Разведывательные спутники показывали все это с ужасающей четкостью на экране ее дисплея, и она с отвращением наблюдала, как Боло "Непобедимая", подразделение Два-Три-Бейкер-Ноль-Ноль-Семь-Пять-NKE, бросилась прямо под огонь своих врагов. Некоторые танки наемников продержались достаточно долго, чтобы открыть ответный огонь, и нанесли огромные, зияющие раны в керамических аппликациях Ники. Их "Хеллборы" были намного легче, но у нее остался только один, и десятки танков открыли ответный огонь, стараясь уничтожить ее. Ее непрерывные репитеры сверкали и грохотали, бронетранспортеры пехоты и Стингеры воздушной кавалерии разлетались на части или падали с неба огненным дождем, а из ее противопехотных установок вырывались тучи стреляных гильз. Ее передняя подвеска получила прямое попадание, и она, сбросив гусеницу, двинулась вперед на голых катках. Прямо на ее пути из укрытия выскочила отчаянно убегавшая Пантера, и ее курс слегка изменился, когда она протаранила танк врага и раздавила его, как игрушку.
Она была титаном, левиафаном, объятым пламенем, умирающей львицей, которая из последних сил рвала на части гиен, убивших ее детенышей, и даже разведывательные спутники не могли пробиться сквозь дым вокруг нее и ясно показать ее Гонсалес, но это не имело значения. Даже если бы системы могли это сделать, полковник больше не могла видеть дисплей сквозь слезы, но она никогда этого не забудет. Ни один мужчина или женщина, которые видели финальную битву Ники, никогда не забудут этого, и даже в тот момент, когда Боло бросилась на верную смерть, Консуэла Гонсалес услышала по коммуникатору ее сопрано, шепчущее последний стих любимого стихотворения Пола Меррита неслышащим ушам мужчины, которого она любила...
Тропа лесная чуть видна,
К обету давнему ведет меня.
Но много миль еще до сна,
Так много миль до сна.
ПРЕДАТЕЛЬ
Завывал холодный, пронизывающий до костей зимний ветер, когда гигантская машина продвигалась по долине со скоростью пятьдесят километров в час. Ее поддерживали восемь независимых подвесок, четыре спереди и четыре сзади, расположенные по всей ширине гигантского корпуса, и каждая гусеница шириной в десять метров глубоко уходила в почву долины. Плотное облако пыли — мелкой, как тальк, абразивной и удушающей, как смерть, — поднялось из-под колес высотой пять метров, но тридцатиметровая башня движущейся горы несла свой "Хеллбор" выше клубящегося кокона. Несмотря на все свои размеры и мощь, она двигалась с неземной бесшумностью, и единственными звуками были завывание ветра, мягкое урчание приводных термоядерных двигателей, скрип тележек и приглушенный стук звеньев гусениц.

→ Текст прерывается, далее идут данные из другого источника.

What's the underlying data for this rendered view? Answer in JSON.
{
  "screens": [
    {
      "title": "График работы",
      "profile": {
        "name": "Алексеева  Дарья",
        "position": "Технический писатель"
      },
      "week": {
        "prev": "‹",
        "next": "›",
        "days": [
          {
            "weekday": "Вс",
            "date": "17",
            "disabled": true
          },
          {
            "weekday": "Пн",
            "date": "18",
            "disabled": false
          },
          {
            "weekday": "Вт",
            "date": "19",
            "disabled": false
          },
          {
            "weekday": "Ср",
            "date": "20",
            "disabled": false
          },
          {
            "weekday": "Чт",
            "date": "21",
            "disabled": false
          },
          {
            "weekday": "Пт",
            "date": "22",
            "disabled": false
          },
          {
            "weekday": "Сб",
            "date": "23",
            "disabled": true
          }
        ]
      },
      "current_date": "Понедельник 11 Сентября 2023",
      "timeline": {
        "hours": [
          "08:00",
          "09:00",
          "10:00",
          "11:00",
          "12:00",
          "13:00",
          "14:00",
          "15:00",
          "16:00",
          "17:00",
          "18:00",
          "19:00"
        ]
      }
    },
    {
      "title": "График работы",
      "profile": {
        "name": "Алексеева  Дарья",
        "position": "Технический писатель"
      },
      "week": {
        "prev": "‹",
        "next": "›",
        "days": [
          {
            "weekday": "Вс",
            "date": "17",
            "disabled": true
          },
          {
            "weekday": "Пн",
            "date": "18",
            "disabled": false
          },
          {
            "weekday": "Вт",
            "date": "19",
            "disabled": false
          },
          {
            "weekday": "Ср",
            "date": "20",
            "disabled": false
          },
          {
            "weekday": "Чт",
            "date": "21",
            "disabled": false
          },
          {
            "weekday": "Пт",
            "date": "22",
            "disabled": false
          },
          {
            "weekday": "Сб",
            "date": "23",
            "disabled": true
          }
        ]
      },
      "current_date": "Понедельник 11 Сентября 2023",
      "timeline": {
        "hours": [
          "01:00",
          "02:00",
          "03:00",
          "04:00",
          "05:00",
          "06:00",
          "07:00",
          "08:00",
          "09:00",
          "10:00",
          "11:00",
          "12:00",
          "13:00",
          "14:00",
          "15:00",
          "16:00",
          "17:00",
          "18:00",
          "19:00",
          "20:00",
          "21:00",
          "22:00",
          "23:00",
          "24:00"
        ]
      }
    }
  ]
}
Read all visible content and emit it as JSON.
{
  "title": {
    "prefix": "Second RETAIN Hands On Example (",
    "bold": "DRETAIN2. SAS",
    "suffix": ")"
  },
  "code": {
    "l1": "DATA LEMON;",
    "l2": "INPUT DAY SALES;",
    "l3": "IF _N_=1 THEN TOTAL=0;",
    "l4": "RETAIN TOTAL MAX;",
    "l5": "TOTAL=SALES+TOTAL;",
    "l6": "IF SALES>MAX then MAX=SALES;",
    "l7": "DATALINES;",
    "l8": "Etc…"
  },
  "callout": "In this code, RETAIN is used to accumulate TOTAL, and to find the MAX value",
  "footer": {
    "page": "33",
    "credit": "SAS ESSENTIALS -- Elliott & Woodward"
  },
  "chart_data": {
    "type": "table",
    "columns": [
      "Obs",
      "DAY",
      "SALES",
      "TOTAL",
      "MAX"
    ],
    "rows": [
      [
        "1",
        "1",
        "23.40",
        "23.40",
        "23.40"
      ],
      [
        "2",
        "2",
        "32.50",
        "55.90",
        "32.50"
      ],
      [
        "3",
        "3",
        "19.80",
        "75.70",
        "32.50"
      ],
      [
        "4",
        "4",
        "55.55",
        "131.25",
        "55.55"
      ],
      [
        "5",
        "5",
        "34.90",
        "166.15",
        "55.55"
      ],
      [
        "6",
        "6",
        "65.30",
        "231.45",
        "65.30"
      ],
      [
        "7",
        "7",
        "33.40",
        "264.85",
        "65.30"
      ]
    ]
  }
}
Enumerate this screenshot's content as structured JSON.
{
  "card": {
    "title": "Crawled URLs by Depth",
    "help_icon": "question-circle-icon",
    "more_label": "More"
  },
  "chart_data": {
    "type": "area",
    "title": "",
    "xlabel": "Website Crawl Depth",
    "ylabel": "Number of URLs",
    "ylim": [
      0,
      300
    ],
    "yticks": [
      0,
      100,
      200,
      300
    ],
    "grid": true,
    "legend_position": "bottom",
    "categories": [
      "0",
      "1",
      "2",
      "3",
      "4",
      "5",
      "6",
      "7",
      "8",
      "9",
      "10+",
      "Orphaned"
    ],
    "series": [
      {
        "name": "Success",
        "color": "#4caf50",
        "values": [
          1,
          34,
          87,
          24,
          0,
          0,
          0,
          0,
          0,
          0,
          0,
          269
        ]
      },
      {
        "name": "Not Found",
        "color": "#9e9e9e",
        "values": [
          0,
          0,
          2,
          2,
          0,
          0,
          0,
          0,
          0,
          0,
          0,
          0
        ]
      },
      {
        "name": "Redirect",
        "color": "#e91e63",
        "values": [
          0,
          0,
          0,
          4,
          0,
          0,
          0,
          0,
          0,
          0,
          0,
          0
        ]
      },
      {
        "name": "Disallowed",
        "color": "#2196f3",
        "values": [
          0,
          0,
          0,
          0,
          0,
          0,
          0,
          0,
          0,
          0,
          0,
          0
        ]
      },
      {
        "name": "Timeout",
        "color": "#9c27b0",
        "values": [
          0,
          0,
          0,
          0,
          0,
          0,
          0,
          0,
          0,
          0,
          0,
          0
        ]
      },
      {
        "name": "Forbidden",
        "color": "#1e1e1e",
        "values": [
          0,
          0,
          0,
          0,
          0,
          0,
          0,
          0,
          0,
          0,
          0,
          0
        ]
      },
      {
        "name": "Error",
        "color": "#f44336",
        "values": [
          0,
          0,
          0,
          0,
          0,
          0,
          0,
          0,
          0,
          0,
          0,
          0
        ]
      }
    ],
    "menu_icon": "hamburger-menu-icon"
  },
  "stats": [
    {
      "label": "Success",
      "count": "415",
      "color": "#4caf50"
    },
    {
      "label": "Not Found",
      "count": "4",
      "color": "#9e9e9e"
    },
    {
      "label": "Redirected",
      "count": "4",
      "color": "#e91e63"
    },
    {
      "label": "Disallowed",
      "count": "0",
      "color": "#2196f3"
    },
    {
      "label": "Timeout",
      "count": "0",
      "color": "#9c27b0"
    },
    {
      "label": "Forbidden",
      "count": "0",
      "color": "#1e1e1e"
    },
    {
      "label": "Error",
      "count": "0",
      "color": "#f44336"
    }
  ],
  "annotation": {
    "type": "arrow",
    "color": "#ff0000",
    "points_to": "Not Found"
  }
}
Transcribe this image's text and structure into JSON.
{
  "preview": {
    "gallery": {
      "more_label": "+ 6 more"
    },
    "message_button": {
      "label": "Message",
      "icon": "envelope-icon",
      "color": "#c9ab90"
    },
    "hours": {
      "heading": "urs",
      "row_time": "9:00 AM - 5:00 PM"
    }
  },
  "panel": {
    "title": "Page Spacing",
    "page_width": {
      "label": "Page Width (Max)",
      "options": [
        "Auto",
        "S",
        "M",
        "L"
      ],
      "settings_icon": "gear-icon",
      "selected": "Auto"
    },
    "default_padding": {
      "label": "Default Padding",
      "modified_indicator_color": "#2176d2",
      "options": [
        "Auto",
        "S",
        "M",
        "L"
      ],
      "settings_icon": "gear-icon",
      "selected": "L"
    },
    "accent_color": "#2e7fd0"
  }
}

Боло двинулся вперед, сенсорные головки повернулись, и земля задрожала от его приближения. Он с угрожающим видом катился сквозь густой дым и зловоние взрывчатки, меняя курс только для того, чтобы избежать самых глубоких воронок и искореженных останков боевых машин чужаков. В большинстве мест эти обломки лежали поодиночке или по два; в других они громоздились в виде разрушенных брустверов, сгрудившись так плотно, что обойти их было невозможно. Когда это происходило, зловещая тишина приближения Боло растворялась в пронзительном визге сминаемого композита, когда он стремился прямо вперед, давя их своими тринадцатью тысячами тонн смерти и разрушения.
Он наткнулся на препятствие, слишком большое даже для того, чтобы его можно было преодолеть. Только наметанный глаз мог бы распознать в этом растерзанном и изуродованном трупе еще один Боло, развернутый бортом, чтобы преградить врагу путь даже после смерти, разбитый "Хеллбор" все еще нацелен вниз по долине, открытые люки ракетных отсеков ведут к пустым шахтам, в которых закончились боеприпасы. Пятнадцать вражеских машин лежали мертвыми перед ним, безмолвное свидетельство жестокости его последнего боя, но живой Боло даже не остановился. В этом не было никакого смысла, поскольку раскаленный дюраллоевый корпус мертвого Боло излучал ненужное тепло от вышедшего из строя термоядерного реактора, который его выпотрошил. Даже его невообразимо хорошо бронированный центр выживания не смог бы уцелеть, и живой Боло просто изменил курс, чтобы протиснуться мимо него. Магматическая скала вскрикнула от боли, когда движущийся бронированный бок оцарапал склон долины с одной стороны, а мертвый Боло содрогнулся с другой, когда масса его собрата отбросила его в сторону.
За последние тридцать километров движущийся Боло миновал четверых погибших товарищей по бригаде, и сам он тоже не остался без ранений. Два его непрерывных репитера правого борта были превращены в искореженные обломки, расплавившиеся от попаданий энергетического оружия брызги дюраллоя стекли по пластине его гласиса и застыли, как слезы боли, треть кормовых сенсорных массивов была снесена в результате близкого попадания, а передний гусеничный щит правого борта застрял в опущенном положении, прогнувшись и разорвавшись от вражеского огня. На его башне был опознавательный код 25/D-0098-ART и золотой меч командира батальона в ножнах, но он был один. Уцелело еще только одно подразделение его батальона, и это подразделение находилось впереди, за пределами этой задушенной смертью долины. Оно было где-то там, двигаясь даже сейчас по бездорожью и безводью Бесплодных земель планеты Камлан, и строевое подразделение ART неуклонно спускалось в долину, чтобы найти его.
* * *
Приближаясь к своей непосредственной цели, запрашиваю встроенную инерциальную навигационную систему. ИНС — не самый эффективный способ определить свое местоположение, но вся орбитальная сеть Камлана, включая разведывательные и навигационные спутники, а также ретрансляторы связи, погибла при первом ударе противника, и ИНС вполне достаточна. Подтверждаю свои текущие координаты и двигаюсь вперед, наконец-то покидая долину.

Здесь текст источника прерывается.